III

Si alguien le hubiera preguntado qué había hecho entre el momento que se enteró del asesinato de Julián y el llamado de Federico, dos horas más tarde, Verónica no habría sabido qué responder. Es probable que hubiera terminado de escribir lo que le había pedido Patricia; o tal vez se había pasado leyendo como en un loop la noticia del ataque al supermercado chino. Dos horas estuvo así. Y habría seguido hasta la noche, hasta que no quedara ningún periodista en la redacción, si no hubiera sonado su celular. Era Federico. Estaba alterado. Acababa de escuchar la noticia de las muertes en el supermercado.

—Te iba a llamar para decirte que habíamos conseguido seguir a García y que tenía novedades al respecto, pero el asesinato de los chinos es terrible. ¿Dónde estás?

—En la redacción.

—¿Pensás quedarte ahí? ¿Y Rafael está con vos?

—¿Cómo va a estar Rafael conmigo? Está en el departamento.

—Verónica, la patota tiene la grabación del supermercado.

—¿Y? Nosotros tenemos una copia de cuando le pegaron a Rafael.

—Ellos te tienen a vos grabada, a vos llevándote a Rafael. Los tipos estaban buscando a tu testigo. Deben estar yendo a tu departamento.

¿Podía haber sido tan idiota?

Rafael.

—Mandá ya a la policía para allá —le gritó a Federico.

—No conozco al comisario de esa seccional.

—Decile a mi viejo, que hable con el ministro del Interior, es urgente que ya pongan un patrullero en la entrada del edificio.

—No es fácil, llamalo a Rafael y que salga del departamento.

—Ya, Fede, un patrullero, es urgente.

—Vos no te muevas de ahí.

Verónica cortó sin contestarle. En la redacción se había hecho silencio y la miraban. Ella preguntó:

—¿Quién está con auto?

Álex Vilna había traído el suyo. Se ofreció a llevarla a donde fuera necesario. La frase de Verónica no dejaba margen para ninguna negociación:

—Dame las llaves.

Álex le dijo en qué estacionamiento lo había dejado y ella salió corriendo de la redacción ante la mirada desconcertada de sus compañeros.

Llamó al celular de Rafael. No atendió.

Corría por la vereda esquivando gente y solo disminuyendo la velocidad para volver a llamar. Rafael seguía sin atender.

Insistió dos, tres, cuatro veces. Llamó a su propio teléfono de línea para ver si lo atendía, pero saltaba el contestador automático.

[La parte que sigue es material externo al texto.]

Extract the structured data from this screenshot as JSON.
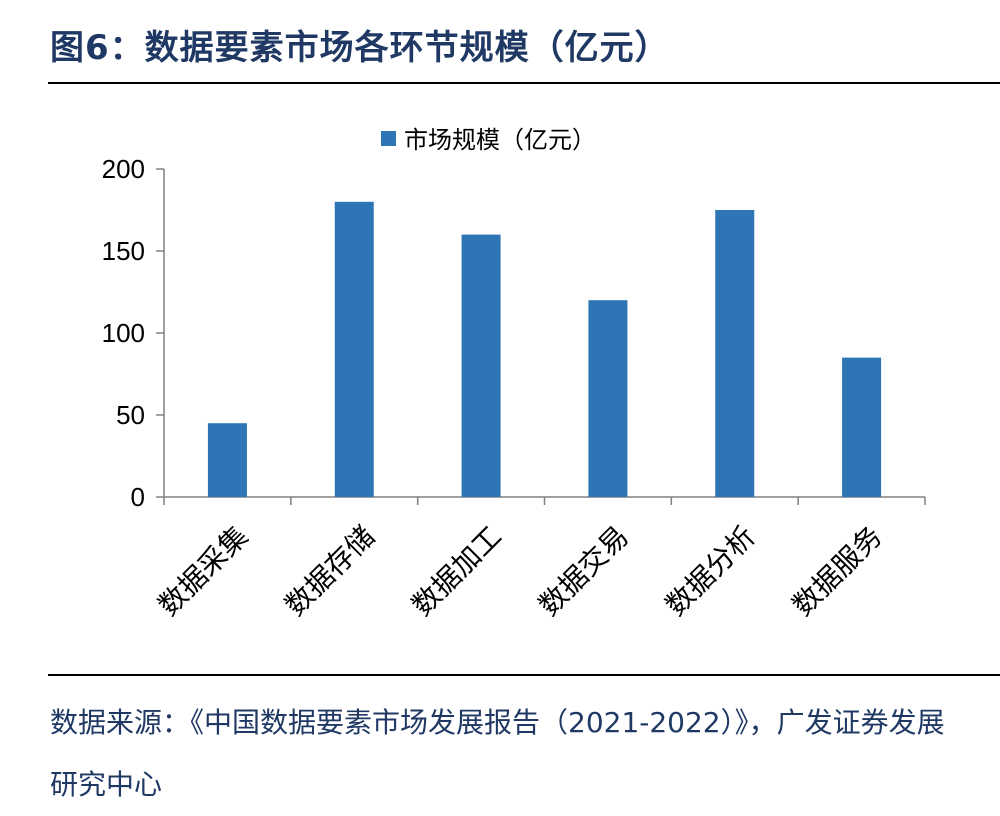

Salió del estacionamiento sin preguntar si tenía que pagar algo. Con el tráfico de esa hora tardaría en llegar unos veinte minutos. Si no respetaba las normas de tránsito, podía bajar el tiempo a quince o dieciséis.

Además tenía que volver a llamar por teléfono. Rafael no atendía. ¿Dónde estaría? Pensó lo peor, que la patota ya había llegado y lo había liquidado. No, no podía ser eso. Se hubiera enterado. El portero la habría llamado. Marcelo. Lo buscó en la agenda del teléfono y lo llamó.

—Marcelo, es urgente. Rafael, el muchacho que vive conmigo, está en peligro. Hay una banda de asesinos que está yendo para allá para matarlo. No me puedo comunicar con él. Por favor, entrá con la llave que te di de mi departamento y fijate si está ahí, que se vaya, a donde sea pero que se vaya. Es urgente.

—Te llamo cuando lo saque de ahí.

Verónica cortó, tiró el teléfono en el asiento del acompañante y aceleró para pasar un auto. Se subió por una bicisenda y cruzó la avenida cuando ya se había puesto rojo el semáforo. No escuchaba los bocinazos que le dedicaban los otros automovilistas. A los trece minutos de haber sacado el auto del estacionamiento estaba a solo tres cuadras de su edificio.